Valvoline’s Price says these new detergents provide a much safer way of eliminating contaminates from engines and avoid the problems ‘stripping’ while at the same time protecting the elastomers in engine seals. It is this kind of detergent mix which is found in the company’s newest Complete Oil System Cleaning Service product.
According to Valvoline, the cleaning solution breaks up, dissolves and then suspends sludge, deposits and varnish within 10 minutes of run time. The dispersant package keeps the particulates of sludge and deposits suspended in the solution and are evacuated through the drain plug port. These dispersants prevent residual particulates from accumulating at the bottom of the pan and then plugging up the pickup screen after the service is completed.
The additive package is held within a light base oil carrier. This light base oil adheres and protects the critical wear surfaces thereby eliminating any dry start concerns after the service.
Liqui Moly’s Engine Flush product, according to Niemietz, uses “concentrated detergents and dispersants to ‘solve’ the deposits and oil thinner to keep things flowing. Obviously, this combination is not meant to stay permanently in the oil. So Engine Flush must be applied immediately before the oil change. Pour it into the engine with the old oil and let the engine idle for a couple of minutes to allow the agents to take effect. Then the oil has to be drained, together with the ‘solved’ deposits. The fresh motor oil gets into a clean engine and can deliver its full performance. The formulation is optimized to remove the dirt – metaphorically speaking – layer by layer. This results in parts floating in the (old) oil, and there are no chunks able to clog anything.”
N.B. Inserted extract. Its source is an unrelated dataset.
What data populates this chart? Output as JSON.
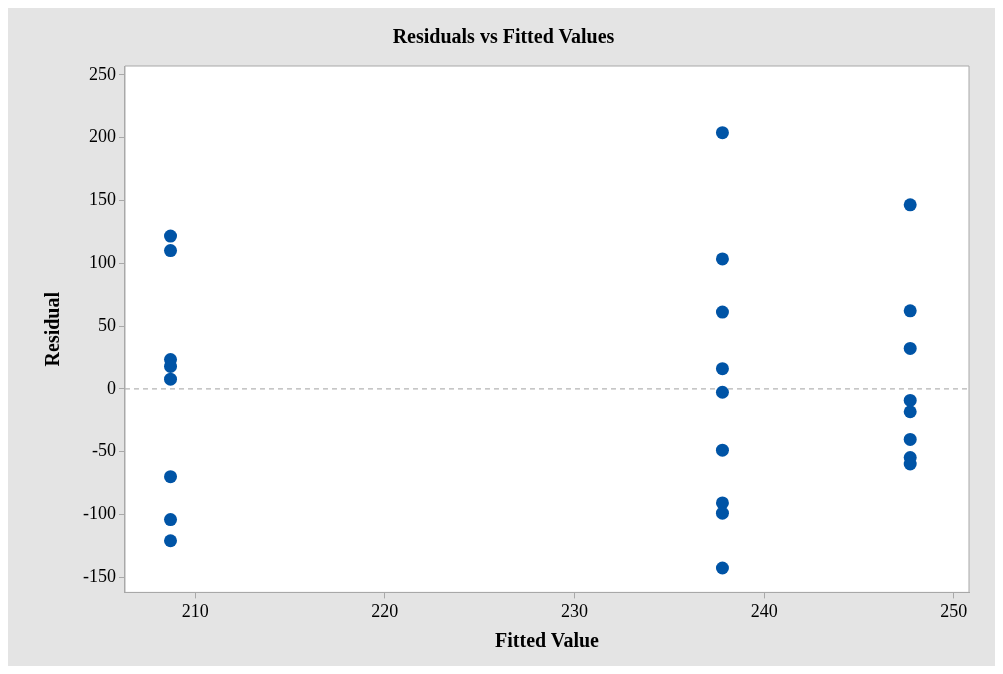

While there are no hard and fast rules as to when such an engine flush procedure should be used, Liqui Moly’s Niemietz suggests that it should be used every 60,000 kilometres and materials for Valvoline’s Complete Oil System Cleaner suggests a use every 15,000 miles as part of a regular maintenance schedule. Regardless of when a technician decides to use it, today’s engine flush should not cause one’s hair to stand on end at the back of the neck.